La société en formation se situe dans un entre-deux entre les premières démarches de création de la société et l’immatriculation de la société elle-même au registre des commerces et des sociétés (RCS). L’admission de l’existence de la société en formation par la Cour de cassation est bien ancrée dans la jurisprudence (Cass. com., 12 avr. 1976, n°74-15.296).
Une société, bien qu’en formation, peut tout de même conclure des actes et notamment avec des tiers. Ces actes peuvent alors être repris une fois la société immatriculée, mais uniquement si plusieurs conditions sont réunies.
I. La reprise des actes de la société en formation
Tant que la société en formation n’est pas immatriculée au RCS, elle est dépourvue de personnalité juridique mais elle désire obtenir cette immatriculation, ce qui la différencie des sociétés en participation et des sociétés créées de fait.

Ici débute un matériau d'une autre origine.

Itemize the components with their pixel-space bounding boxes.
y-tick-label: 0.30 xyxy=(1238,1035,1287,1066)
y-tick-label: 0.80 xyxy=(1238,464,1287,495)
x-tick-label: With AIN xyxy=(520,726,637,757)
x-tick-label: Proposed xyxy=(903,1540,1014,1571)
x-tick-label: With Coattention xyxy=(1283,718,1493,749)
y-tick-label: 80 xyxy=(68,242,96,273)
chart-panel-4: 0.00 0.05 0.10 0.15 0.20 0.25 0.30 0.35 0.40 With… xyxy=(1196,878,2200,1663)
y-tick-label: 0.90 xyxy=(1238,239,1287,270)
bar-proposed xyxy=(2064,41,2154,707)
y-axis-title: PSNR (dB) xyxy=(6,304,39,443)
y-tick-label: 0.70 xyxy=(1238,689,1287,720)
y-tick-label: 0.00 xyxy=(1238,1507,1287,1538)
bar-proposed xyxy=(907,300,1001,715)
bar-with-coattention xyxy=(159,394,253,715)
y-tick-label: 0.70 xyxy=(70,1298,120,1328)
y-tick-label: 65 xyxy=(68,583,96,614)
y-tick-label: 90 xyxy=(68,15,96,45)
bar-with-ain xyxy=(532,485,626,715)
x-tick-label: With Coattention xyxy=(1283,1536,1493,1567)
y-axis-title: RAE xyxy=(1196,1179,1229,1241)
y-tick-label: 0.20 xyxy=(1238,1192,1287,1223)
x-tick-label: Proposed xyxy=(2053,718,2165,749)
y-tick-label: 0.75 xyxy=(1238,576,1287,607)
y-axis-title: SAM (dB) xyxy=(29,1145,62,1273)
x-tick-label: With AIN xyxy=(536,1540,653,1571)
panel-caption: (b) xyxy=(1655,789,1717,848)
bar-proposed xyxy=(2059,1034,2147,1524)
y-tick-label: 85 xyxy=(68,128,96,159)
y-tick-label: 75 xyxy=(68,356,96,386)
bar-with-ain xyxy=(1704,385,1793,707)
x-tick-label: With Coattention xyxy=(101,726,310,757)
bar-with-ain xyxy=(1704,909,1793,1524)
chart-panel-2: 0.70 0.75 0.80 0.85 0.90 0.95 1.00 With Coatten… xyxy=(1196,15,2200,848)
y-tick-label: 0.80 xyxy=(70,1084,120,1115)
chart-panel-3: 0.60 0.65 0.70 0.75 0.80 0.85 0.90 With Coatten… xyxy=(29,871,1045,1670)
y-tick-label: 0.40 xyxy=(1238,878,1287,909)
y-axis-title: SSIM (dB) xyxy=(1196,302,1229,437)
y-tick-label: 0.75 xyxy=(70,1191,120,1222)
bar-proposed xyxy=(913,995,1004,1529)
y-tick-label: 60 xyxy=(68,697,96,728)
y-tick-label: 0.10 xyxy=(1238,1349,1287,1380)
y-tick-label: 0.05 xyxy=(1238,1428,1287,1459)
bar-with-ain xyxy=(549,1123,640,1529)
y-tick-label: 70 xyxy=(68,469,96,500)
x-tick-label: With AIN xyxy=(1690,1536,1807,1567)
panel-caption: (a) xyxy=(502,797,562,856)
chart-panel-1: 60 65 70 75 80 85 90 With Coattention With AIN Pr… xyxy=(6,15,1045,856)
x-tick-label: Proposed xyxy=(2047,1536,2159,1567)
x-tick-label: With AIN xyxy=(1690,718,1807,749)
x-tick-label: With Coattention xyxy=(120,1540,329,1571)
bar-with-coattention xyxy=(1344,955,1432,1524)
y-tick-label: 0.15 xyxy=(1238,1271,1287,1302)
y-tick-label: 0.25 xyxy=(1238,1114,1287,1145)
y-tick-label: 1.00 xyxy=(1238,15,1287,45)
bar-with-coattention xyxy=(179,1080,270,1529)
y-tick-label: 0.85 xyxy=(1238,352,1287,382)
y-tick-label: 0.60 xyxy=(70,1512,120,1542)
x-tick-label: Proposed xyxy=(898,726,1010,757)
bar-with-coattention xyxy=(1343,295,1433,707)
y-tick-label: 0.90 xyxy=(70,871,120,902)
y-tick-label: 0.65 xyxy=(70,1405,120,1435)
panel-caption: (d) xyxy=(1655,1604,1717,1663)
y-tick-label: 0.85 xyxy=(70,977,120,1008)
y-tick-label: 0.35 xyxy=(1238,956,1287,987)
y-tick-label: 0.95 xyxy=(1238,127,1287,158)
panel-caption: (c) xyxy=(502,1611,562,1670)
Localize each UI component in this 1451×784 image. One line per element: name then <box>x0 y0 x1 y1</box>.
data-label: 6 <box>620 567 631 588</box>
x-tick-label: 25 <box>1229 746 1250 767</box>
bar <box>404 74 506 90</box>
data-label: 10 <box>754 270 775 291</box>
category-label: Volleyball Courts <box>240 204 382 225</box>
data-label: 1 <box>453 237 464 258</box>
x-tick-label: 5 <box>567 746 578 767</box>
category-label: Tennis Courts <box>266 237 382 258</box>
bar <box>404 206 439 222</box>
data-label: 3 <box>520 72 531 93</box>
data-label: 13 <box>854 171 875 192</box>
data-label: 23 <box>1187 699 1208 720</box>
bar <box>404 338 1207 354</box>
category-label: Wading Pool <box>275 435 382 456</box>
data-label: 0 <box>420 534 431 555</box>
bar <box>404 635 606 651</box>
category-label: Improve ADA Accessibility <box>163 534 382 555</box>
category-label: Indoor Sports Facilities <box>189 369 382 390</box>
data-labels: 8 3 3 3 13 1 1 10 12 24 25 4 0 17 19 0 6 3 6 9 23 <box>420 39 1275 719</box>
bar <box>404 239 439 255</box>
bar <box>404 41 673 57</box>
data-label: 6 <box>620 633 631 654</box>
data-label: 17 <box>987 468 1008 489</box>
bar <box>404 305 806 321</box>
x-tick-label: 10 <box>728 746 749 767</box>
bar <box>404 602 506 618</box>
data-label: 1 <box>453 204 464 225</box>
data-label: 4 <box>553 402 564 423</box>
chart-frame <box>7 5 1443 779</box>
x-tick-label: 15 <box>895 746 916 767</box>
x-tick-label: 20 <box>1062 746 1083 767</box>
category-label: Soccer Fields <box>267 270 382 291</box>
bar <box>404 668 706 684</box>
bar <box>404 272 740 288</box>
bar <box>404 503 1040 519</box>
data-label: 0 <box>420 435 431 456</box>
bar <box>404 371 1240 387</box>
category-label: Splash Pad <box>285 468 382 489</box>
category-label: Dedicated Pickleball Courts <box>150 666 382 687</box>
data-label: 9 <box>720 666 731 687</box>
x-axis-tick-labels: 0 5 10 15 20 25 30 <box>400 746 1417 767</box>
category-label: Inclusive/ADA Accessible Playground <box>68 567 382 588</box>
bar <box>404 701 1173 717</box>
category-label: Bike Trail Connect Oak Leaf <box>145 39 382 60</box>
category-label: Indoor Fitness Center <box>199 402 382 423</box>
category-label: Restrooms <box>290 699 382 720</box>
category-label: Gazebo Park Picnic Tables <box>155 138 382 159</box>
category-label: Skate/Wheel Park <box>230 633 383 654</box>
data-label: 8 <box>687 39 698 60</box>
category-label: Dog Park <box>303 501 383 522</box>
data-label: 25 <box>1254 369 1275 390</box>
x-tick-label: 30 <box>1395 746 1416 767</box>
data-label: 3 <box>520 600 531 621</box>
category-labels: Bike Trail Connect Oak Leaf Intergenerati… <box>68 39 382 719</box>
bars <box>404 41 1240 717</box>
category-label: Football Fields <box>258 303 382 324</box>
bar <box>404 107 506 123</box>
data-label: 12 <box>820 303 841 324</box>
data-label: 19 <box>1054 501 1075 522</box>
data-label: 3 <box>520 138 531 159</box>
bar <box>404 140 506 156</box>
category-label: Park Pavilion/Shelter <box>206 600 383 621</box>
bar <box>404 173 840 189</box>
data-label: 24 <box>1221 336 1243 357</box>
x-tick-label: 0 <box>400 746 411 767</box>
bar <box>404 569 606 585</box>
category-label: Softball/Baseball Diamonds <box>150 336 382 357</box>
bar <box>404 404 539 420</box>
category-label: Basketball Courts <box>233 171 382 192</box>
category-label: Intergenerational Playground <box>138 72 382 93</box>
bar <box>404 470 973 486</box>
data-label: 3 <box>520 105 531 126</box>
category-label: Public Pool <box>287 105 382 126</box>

Le régime de la société en formation se trouve à l’article L210-6 du Code de commerce pour les sociétés commerciales et 1843 du code civil pour les autres sociétés.
Le législateur permet donc aux fondateurs de la future société d’être personnellement et solidairement tenus des actes qu’ils ont conclus au nom de la société en formation ; et uniquement les associés ayant souscrit à l’acte étant concernés (cass.com., 25 oct. 1983, n°82-13.868). Si la société n’est pas immatriculée ou si les actes ne sont pas repris, seuls les signataires restent liés par le contrat qu’ils ont conclu au nom de la société en formation.
La société, une fois immatriculée, peut reprendre les engagements souscrits en son nom réputés contractés ab initio ; un effet rétroactif se produit et permet à la société de se substituer au membre fondateur contractant. La société peut procéder à la reprise d’un acte même des années après par exemple pour l’achat d’un immeuble, bien que cet immeuble ait été hypothéqué par l’un des fondateurs, la société en reste la propriétaire à partir du moment où elle décide de la reprise de l’acte (cass. 3e civ., 9 juill. 2003, n°01-10.863).
II. La sanction initiale des actes pris par une société en formation
Le principe est donc qu’à défaut de personnalité juridique, la société n’est pas juridiquement apte à agir avec les tiers. Par conséquent, l’acte conclu par les prétendus représentants d’une société dénuée de personnalité juridique est nul (cass. 3e civ., 5 oct. 2011, n°10-12.073) de nullité absolue (cass. Com., 21 févr. 2012, n°10-27.630).
La société ne pouvait donc reprendre à son compte que les engagements expressément souscrits « en son nom » (Cass. Com. 22 mai 2001, n°98-19.472).
Ainsi, avaient été jugées nulles deux conventions, par la Haute autorité, après avoir constaté que ces deux actes n’avaient pas été souscrits au nom d’une société en formation mais par la société en formation (en lieu et place de « en son nom » ou « pour le compte ») (cass.com. 19 janv. 2022, n°20-13.719).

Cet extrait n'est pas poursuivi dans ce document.